Amanda C. Collins, PhD
Member of the Faculty, Massachusetts General Hospital and Harvard Medical School
Dr. Amanda Collins is a Member of the Faculty at Massachusetts General Hospital and Harvard Medical School, with a primary appointment in the Department of Psychiatry and Depression Clinical and Research Program. She completed her T32 Postdoctoral Research Fellow at Dartmouth College and the Center for Technology and Behavioral Health with Dr. Nick Jacobson, and she received her PhD in clinical psychology from Mississippi State University under the mentorship of E. Samuel Winer. Her research focuses on reward dysfunction as a transdiagnostic mechanism underlying the etiology and maintenance of psychopathology, including depression, anxiety, and substance use disorders. The two areas of her research focus on: (1) the application of advanced statistical methods to predict changes in psychopathology and (2) the development and testing of both in-person and digital interventions. She is particularly interested in bridging these two areas of research by using advanced methods to understand what interventions work best and for whom, with the overall goal of developing more personalized interventions to treat reward dysfunction transdiagnostically. Dr. Collins utilizes a multimodal approach, including self-reports, experimental paradigms, ecological momentary assessments, and passive sensing, to investigate the dynamic and heterogeneous nature of psychopathology. She also has extensive experience with longitudinal data analysis, including multilevel and time-varying vector autoregressive modeling, mixed-effects modeling, and machine learning to investigate how reward dysfunction changes over time and influences the course, severity, and treatment of psychopathology. Her work has been funded by the National Institute on Drug Abuse to develop and evaluate digital interventions for co-occurring disorders.
Selected Publications
- Calafiore C, Collins AC, Bartoszek G, Winer ES. Assessing relinquishment of positivity as a central symptom bridging anxiety and depression. J Affect Disord. 2024 Dec 15;367:38-48. doi: 10.1016/j.jad.2024.08.031. PMID: 39147161; PMCID: PMC11496000.

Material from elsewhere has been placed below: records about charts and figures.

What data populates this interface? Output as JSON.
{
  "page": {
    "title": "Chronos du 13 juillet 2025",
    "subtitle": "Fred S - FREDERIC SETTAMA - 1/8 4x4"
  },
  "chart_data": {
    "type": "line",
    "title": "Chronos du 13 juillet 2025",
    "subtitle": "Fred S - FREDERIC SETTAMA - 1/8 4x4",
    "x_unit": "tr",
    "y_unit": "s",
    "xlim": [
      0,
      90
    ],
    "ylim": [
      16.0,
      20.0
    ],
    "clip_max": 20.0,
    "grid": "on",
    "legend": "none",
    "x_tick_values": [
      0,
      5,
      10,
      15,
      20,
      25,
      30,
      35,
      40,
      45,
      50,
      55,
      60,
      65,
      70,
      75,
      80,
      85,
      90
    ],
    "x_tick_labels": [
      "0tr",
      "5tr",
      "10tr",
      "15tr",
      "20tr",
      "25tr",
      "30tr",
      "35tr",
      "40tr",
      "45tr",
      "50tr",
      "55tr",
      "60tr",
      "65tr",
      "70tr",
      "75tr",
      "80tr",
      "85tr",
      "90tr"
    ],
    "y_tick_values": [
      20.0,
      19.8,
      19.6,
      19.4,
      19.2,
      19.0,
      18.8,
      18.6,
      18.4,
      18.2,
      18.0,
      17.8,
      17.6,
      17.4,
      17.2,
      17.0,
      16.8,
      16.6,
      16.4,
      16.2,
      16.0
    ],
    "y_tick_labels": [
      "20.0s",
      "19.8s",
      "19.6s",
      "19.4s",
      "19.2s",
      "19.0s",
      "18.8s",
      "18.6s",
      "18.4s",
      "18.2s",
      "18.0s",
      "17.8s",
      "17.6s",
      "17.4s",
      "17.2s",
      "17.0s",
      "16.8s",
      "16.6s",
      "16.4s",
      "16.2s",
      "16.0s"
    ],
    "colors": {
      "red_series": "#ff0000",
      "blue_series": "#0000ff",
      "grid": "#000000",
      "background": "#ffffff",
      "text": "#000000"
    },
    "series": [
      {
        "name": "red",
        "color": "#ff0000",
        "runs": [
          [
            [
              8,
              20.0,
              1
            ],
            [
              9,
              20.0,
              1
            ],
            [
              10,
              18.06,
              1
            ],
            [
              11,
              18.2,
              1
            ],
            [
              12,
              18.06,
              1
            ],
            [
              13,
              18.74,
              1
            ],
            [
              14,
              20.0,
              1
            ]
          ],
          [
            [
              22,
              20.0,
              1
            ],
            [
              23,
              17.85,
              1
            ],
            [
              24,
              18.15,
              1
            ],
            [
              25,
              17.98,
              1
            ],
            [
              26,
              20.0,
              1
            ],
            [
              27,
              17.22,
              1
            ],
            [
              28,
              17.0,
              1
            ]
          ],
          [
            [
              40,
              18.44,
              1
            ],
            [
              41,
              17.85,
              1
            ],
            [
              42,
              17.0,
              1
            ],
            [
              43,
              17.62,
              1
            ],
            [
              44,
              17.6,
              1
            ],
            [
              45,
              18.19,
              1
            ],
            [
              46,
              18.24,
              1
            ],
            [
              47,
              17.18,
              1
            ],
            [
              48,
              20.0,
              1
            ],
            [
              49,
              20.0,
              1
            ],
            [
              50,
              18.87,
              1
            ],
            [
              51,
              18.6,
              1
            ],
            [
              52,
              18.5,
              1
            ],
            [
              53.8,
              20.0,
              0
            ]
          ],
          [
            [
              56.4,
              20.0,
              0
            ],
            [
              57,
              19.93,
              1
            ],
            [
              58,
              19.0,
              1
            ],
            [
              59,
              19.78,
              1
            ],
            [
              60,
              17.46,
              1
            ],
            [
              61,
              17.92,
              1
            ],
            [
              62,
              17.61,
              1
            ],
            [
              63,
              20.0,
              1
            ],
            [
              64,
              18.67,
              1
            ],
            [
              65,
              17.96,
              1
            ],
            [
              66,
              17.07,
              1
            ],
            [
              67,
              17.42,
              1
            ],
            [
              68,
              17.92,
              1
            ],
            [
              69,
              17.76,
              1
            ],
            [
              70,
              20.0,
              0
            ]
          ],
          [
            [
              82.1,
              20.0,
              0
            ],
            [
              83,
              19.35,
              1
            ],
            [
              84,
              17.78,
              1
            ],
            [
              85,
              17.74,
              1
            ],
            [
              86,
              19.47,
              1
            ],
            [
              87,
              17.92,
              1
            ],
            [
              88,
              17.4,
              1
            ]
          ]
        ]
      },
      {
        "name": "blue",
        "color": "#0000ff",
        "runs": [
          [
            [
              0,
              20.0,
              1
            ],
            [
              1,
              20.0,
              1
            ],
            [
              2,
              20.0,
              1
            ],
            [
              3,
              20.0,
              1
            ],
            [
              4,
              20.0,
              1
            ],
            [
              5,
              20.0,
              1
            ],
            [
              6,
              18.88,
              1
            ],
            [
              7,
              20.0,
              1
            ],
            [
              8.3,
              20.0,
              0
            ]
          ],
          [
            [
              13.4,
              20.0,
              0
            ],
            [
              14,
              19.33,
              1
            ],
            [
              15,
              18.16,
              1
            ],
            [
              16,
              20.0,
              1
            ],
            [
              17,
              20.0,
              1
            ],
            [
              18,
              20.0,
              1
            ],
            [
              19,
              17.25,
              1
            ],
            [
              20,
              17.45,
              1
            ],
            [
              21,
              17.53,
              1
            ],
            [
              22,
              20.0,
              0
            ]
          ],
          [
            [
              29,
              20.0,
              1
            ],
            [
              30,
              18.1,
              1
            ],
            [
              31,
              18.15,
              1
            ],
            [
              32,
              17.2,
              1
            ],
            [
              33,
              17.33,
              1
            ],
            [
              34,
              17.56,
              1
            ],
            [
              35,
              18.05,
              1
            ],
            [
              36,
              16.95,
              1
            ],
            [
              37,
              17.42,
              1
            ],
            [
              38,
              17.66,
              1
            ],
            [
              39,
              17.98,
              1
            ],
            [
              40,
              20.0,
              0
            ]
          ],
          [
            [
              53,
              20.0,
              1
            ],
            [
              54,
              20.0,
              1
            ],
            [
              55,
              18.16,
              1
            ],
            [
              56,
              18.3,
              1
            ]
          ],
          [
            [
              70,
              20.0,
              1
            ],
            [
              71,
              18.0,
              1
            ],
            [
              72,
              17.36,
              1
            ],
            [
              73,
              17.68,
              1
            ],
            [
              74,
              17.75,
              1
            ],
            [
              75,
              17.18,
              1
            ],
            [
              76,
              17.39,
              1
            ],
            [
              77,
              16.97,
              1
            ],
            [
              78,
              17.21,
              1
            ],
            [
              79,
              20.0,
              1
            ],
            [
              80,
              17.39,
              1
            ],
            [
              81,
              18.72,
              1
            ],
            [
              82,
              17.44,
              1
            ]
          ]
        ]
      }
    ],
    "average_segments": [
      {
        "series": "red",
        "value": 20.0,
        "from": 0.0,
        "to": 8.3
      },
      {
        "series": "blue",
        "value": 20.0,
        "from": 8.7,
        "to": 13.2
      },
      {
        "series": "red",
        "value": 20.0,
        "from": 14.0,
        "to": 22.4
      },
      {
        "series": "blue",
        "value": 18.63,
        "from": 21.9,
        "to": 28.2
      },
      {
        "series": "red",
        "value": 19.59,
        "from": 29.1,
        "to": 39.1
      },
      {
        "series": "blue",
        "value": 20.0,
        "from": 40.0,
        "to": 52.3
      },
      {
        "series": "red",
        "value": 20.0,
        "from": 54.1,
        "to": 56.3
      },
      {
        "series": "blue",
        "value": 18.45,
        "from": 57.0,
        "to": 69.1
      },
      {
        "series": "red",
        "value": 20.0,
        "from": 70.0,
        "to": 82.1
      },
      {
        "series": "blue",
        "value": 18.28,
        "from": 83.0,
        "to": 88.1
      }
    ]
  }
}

- Collins AC, Price GD, Dainer-Best J, Haddox D, Beevers CG, Jacobson NC. Changes to positive self-schemas after a positive imagery training are predicted by participant characteristics in a sample with elevated depressive symptoms. Cognitive Therapy and Research. 2024 Nov 9. https://doi.org/10.1007/s10608-024-10544-3
- Collins AC, Bhattacharya S, Oh JY, Salzhauer A, Taylor CT, Wolitzky-Taylor K, Aupperle RL, Budney AJ, Jacobson NC. Inclusion of individuals with lived experiences in the development of a digital intervention for co-occurring depression and cannabis use: Mixed methods investigation. JMIR Form Res. 2024 Oct 7;8:e54751. doi: 10.2196/54751. PMID: 39374076.
- Collins AC, Lekkas D, Struble CA, Trudeau BM, Jewett AD, Griffin TZ, Nemesure MD, Price GD, Heinz MV, Nepal S, Pillai A, Mackin DM, Campbell AT, Budney AJ, Jacobson NC. From mood to use: Using ecological momentary assessments to examine how anhedonia and depressed mood impact cannabis use in a depressed sample. Psychiatry Res. 2024 Sep;339:116110. doi: 10.1016/j.psychres.2024.116110. PMID: 39079375.
- Nemesure MD, Collins AC, Price GD, Griffin TZ, Pillai A, Nepal S, Heinz MV, Lekkas D, Campbell AT, Jacobson NC. Depressive symptoms as a heterogeneous and constantly evolving dynamical system: Idiographic depressive symptom networks of rapid symptom changes among persons with major depressive disorder. J Psychopathol Clin Sci. 2024 Feb;133(2):155-166. doi: 10.1037/abn0000884. PMID: 38271054.
- Collins AC, Winer ES. Self-referential processing and depression: A systematic review and meta-analysis. Clinical Psychological Science. 2023 Sept 11;12(4):721-750.